Alberta weather is pretty special and can change drastically in a very short timeframe. Once again we have seen it tip from a sunny +27 to a rainy, windy few days 20 degrees cooler (upon waking at least). At first it feels like a blissful respite from heat, allowing for a good night’s sleep.
One of my favorite feelings is being able to wake on a weekend morning to the pitter patter sound of rain, a cool breeze drifting across my cheeks and playing with my nose, bringing that delightful fresh scent of life and growth that only rain can bring as it drifts across my face. That moment of deep contentment knowing that I am able to snuggle back deep under the covers, melting into the bed, snuggled with my Boyz drifting gently in and out of awareness in a lazy start to the day.
But this is Monday morning, and I didn’t have the opportunity to snuggle back under. Instead I had to force myself out of bed with the promise of a hot coffee that was waiting for me (thank you to whomever invented the timer on the coffee pot). And as I stumbled to the kitchen in sleepy movement my eyes looked upon my yard with its many trees and bushes and I thought, ugh, it is windy and it looks cold and miserable today. And I paused at that inner dialogue (that negative self-talk isn’t always about body image or self esteem types of issues). I felt my mouth in its sneer, the frown lines deepen at my eyebrows, and the pit of my stomach contract in the “I don’t wanna” position of starting a day this way, and I knew this is not how I wanted to begin my day, nor my week.
So I looked again.
And I still saw a windy day, but this time I saw the trees dancing, playing in the wind. Their trunks measmurizing as they wave to and fro, individual branches moving in a reach and bow, almost doing “arm circles” as they are independent yet part of the mighty trees. Leaves were flapping crazily in the wind, almost as if they are providing the extra pizazz of “jazz hands”! They daylilly fronds provide their backup, the pops of colour from the flowers in bloom a bright costume to contrast the green backdrop. The many vivid shades of green that connect to life’s essence itself, something not possible without these rainy days of respite from the parching heat of the sun. The movement a reminder of my own resilience, the need for movement, flow and rooted strength through challenges of life.

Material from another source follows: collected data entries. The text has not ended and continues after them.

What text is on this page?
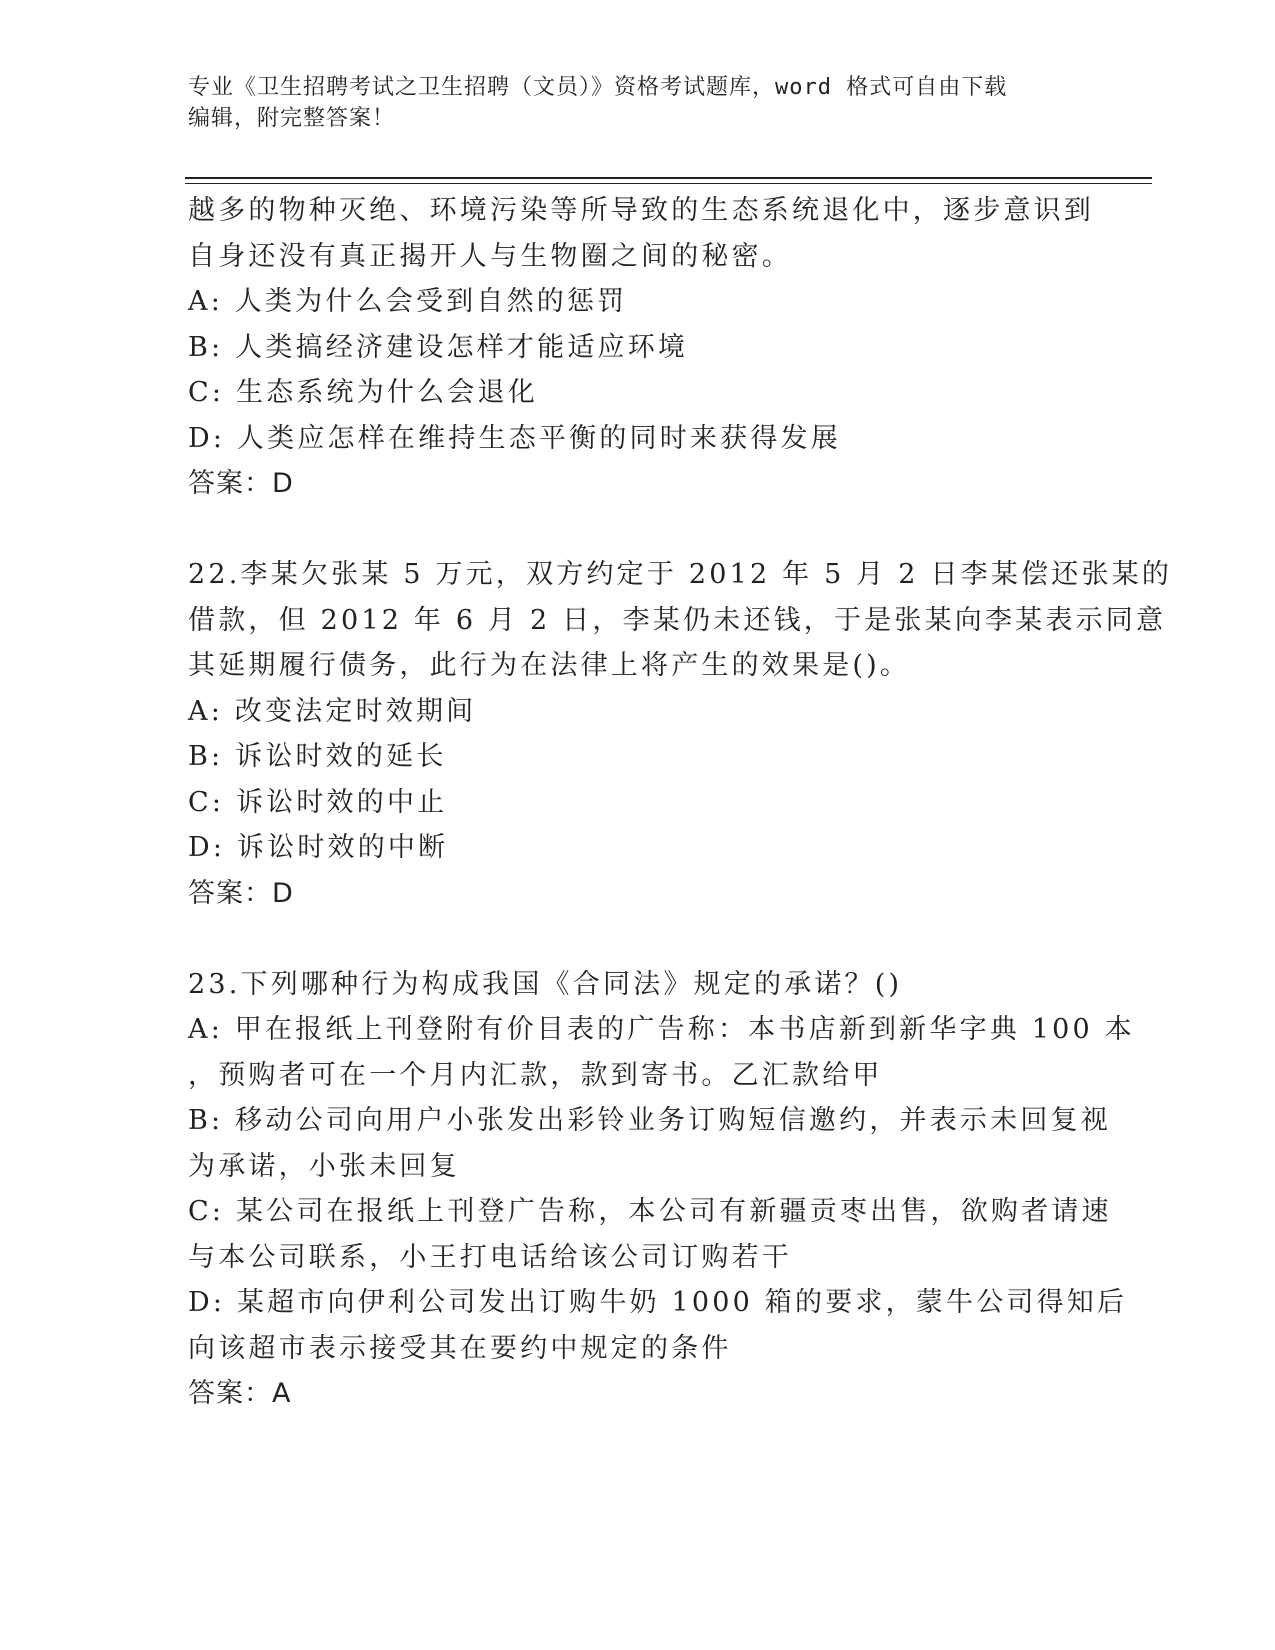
专业《卫生招聘考试之卫生招聘（文员）》资格考试题库，word 格式可自由下载
编辑，附完整答案！
越多的物种灭绝、环境污染等所导致的生态系统退化中，逐步意识到
自身还没有真正揭开人与生物圈之间的秘密。
A: 人类为什么会受到自然的惩罚
B: 人类搞经济建设怎样才能适应环境
C: 生态系统为什么会退化
D: 人类应怎样在维持生态平衡的同时来获得发展
答案：D
22.李某欠张某 5 万元，双方约定于 2012 年 5 月 2 日李某偿还张某的
借款，但 2012 年 6 月 2 日，李某仍未还钱，于是张某向李某表示同意
其延期履行债务，此行为在法律上将产生的效果是()。
A: 改变法定时效期间
B: 诉讼时效的延长
C: 诉讼时效的中止
D: 诉讼时效的中断
答案：D
23.下列哪种行为构成我国《合同法》规定的承诺？()
A: 甲在报纸上刊登附有价目表的广告称：本书店新到新华字典 100 本
，预购者可在一个月内汇款，款到寄书。乙汇款给甲
B: 移动公司向用户小张发出彩铃业务订购短信邀约，并表示未回复视
为承诺，小张未回复
C: 某公司在报纸上刊登广告称，本公司有新疆贡枣出售，欲购者请速
与本公司联系，小王打电话给该公司订购若干
D: 某超市向伊利公司发出订购牛奶 1000 箱的要求，蒙牛公司得知后
向该超市表示接受其在要约中规定的条件
答案：A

And now, gazing out the window, I found myself smiling as I watched the dance, each tree and flower creating its own unique pattern and style, combining as one mighty display of the resilience of life. I feel a little less cold, a little more energized, and much more inspired to begin this day anew, reminding myself to take an extra moment to smell the vibrant and fortifying freshness of life that the rain brings. My face has lightened into a smile that I feel pull my body up a little straighter, a little lighter, my stomach now relaxed and lower back even feeling more flexible and lose.
And so I set my intention today, that instead of my head down, fighting and bulldozing through the cold, windy and wet day to get from point A to point B, miserable and disconnected from the raw beauty around me, I will walk with my head up, observant of the dance before me, breathing in the energy of life, connecting and offering a smile with those who may cross my path, cleaning my rain-spotted eyeglasses once again, and choosing to join in this dance.
May you find your own way to join the dance surrounding you today.